Irish premier says Brexit extension ‘better than no-deal’
Leo Varadkar said he would agree to an extension if it was put on the table by the British PM.
The Irish premier has said Ireland would likely agree to a request by the UK for a Brexit extension.
Speaking in Denmark, moments after court documents revealed the UK Prime Minister will ask for a delay if he fails to get a deal with Brussels for the UK’s departure from the EU, Leo Varadkar said if Boris Johnson submits a request for an extension, he would agree.
“I’ve always said that Brexit doesn’t end with the UK leaving, it’s just the next phase of negotiations, but if the UK were to request and extension, we would consider it, most EU countries would only consider it for good reason, but an extension would be better than no deal,” he said.
Mr Varadkar was speaking alongside the Danish prime minister Mette Frederiksen, who also agreed to a Brexit extension, before he added that he still believes a deal is possible at the EU Council Summit in mid-October.
“Our focus is on securing an agreement and getting a deal at the EU Council Summit,” the Taoiseach added.
“I believe that’s possible but in order for it to be possible all sides have to reaffirm the shared objectives, when this started two or three years ago, coming to an agreement required no hard border between Ireland, north and south, that the integrity of the Single Market of the European Union will be protected, and that the all-island economy will be protected.
“What we need to do is refocus on those objectives and come to an agreement by the middle of October, and I think that is possible.”
Excellent to meet up again with Danish PM Mette Frederiksen in Copenhagen. We had a good meeting on Brexit and climate change, and she introduced to an excellent environmental kayaking NGO which collects plastic from the city’s rivers. This NGO is now also in Dublin! pic.twitter.com/qVuEewNeMp— Leo Varadkar (@LeoVaradkar) October 4, 2019
DUP leader Nigel Dodds condemned the Irish Government again on Friday over its criticism of the UK’s proposal plan for leaving the EU.
“Some of the tone, the rhetoric and substance from both the Taoiseach and from Simon Coveney yesterday was deeply unfortunate,” he said, speaking at Hillsborough Castle after a meeting with Northern Ireland Secretary Julian Smith.
“For Leo Varadkar to go down a list of possible outcomes that would suit the Irish government, talking about Irish reunification and all sorts of fanciful ideas and then saying that the backstop basically was the only other way forward, making it clear in terms that there would be no way out, there would be no alternative to that, that we would be trapped forever in that backstop, he let the cat out of the bag.
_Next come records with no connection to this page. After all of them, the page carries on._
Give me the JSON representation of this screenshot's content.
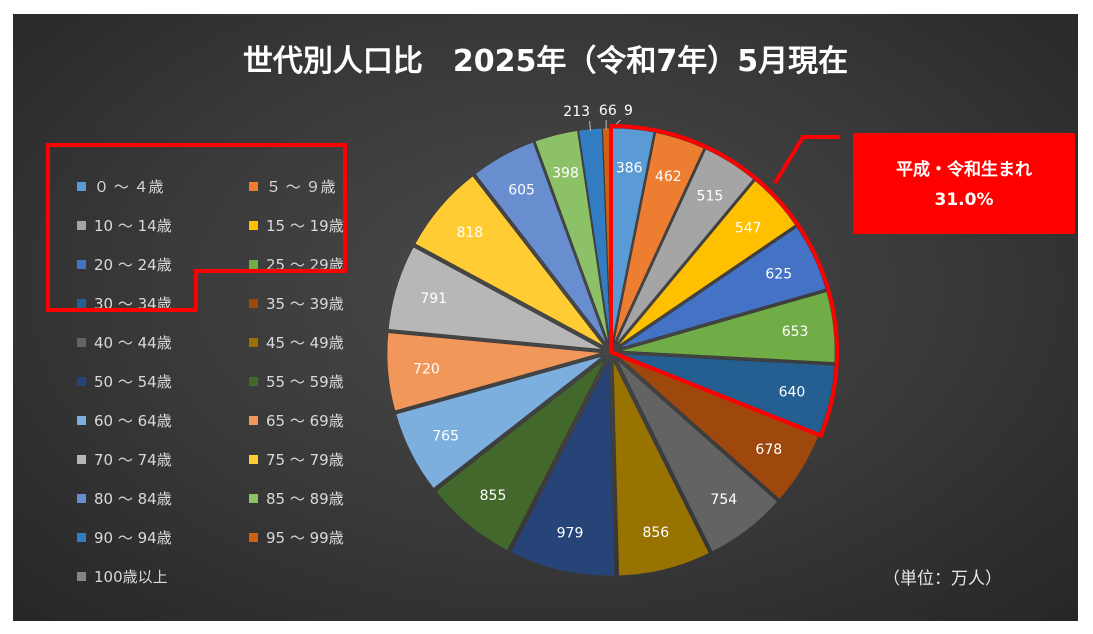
{
  "title": "世代別人口比　2025年（令和7年）5月現在",
  "unit_label": "（単位：万人）",
  "callout": {
    "line1": "平成・令和生まれ",
    "line2": "31.0%"
  },
  "chart_data": {
    "type": "pie",
    "start": "top",
    "direction": "clockwise",
    "categories": [
      "０ ～ ４歳",
      "５ ～ ９歳",
      "10 ～ 14歳",
      "15 ～ 19歳",
      "20 ～ 24歳",
      "25 ～ 29歳",
      "30 ～ 34歳",
      "35 ～ 39歳",
      "40 ～ 44歳",
      "45 ～ 49歳",
      "50 ～ 54歳",
      "55 ～ 59歳",
      "60 ～ 64歳",
      "65 ～ 69歳",
      "70 ～ 74歳",
      "75 ～ 79歳",
      "80 ～ 84歳",
      "85 ～ 89歳",
      "90 ～ 94歳",
      "95 ～ 99歳",
      "100歳以上"
    ],
    "values": [
      386,
      462,
      515,
      547,
      625,
      653,
      640,
      678,
      754,
      856,
      979,
      855,
      765,
      720,
      791,
      818,
      605,
      398,
      213,
      66,
      9
    ],
    "colors": [
      "#5b9bd5",
      "#ed7d31",
      "#a5a5a5",
      "#ffc000",
      "#4472c4",
      "#70ad47",
      "#255e91",
      "#9e480e",
      "#636363",
      "#997300",
      "#264478",
      "#43682b",
      "#7cafdd",
      "#f1975a",
      "#b7b7b7",
      "#ffcd33",
      "#698ed0",
      "#8cc168",
      "#327dc2",
      "#d26012",
      "#848484"
    ],
    "highlight": {
      "categories_from": "０ ～ ４歳",
      "categories_to": "30 ～ 34歳",
      "share": "31.0%"
    },
    "legend_position": "left"
  }
}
It was deeply unfortunate and it shows a lack of willingness to engage when he knows that the current backstop and Withdrawal Agreement will not get the support of Parliament.
“We do need people to engage, they need to be open to ideas and they need to respect the consent principle in Northern Ireland and not set it aside when it doesn’t suit them.”
When pressed on DUP criticism earlier, Mr Varadkar said he is “not interested in a quarrel”.
“On what I said yesterday, I don’t think I said anything about the DUP, so I can’t regret a comment I didn’t make – what I can say is that I’m not interested in a quarrel with anyone,” he said.
“I’m interested in solutions, any solution has to have the support of the people of Ireland and Northern Ireland. What’s been put on the table by Mr Johnson is not supported by business or civil society in Northern Ireland, it’s only supported by one political party, so there’s a long way to go.
“Democracy matters, and any agreement that affects Ireland deeply has to have support from people on both parts of the island.”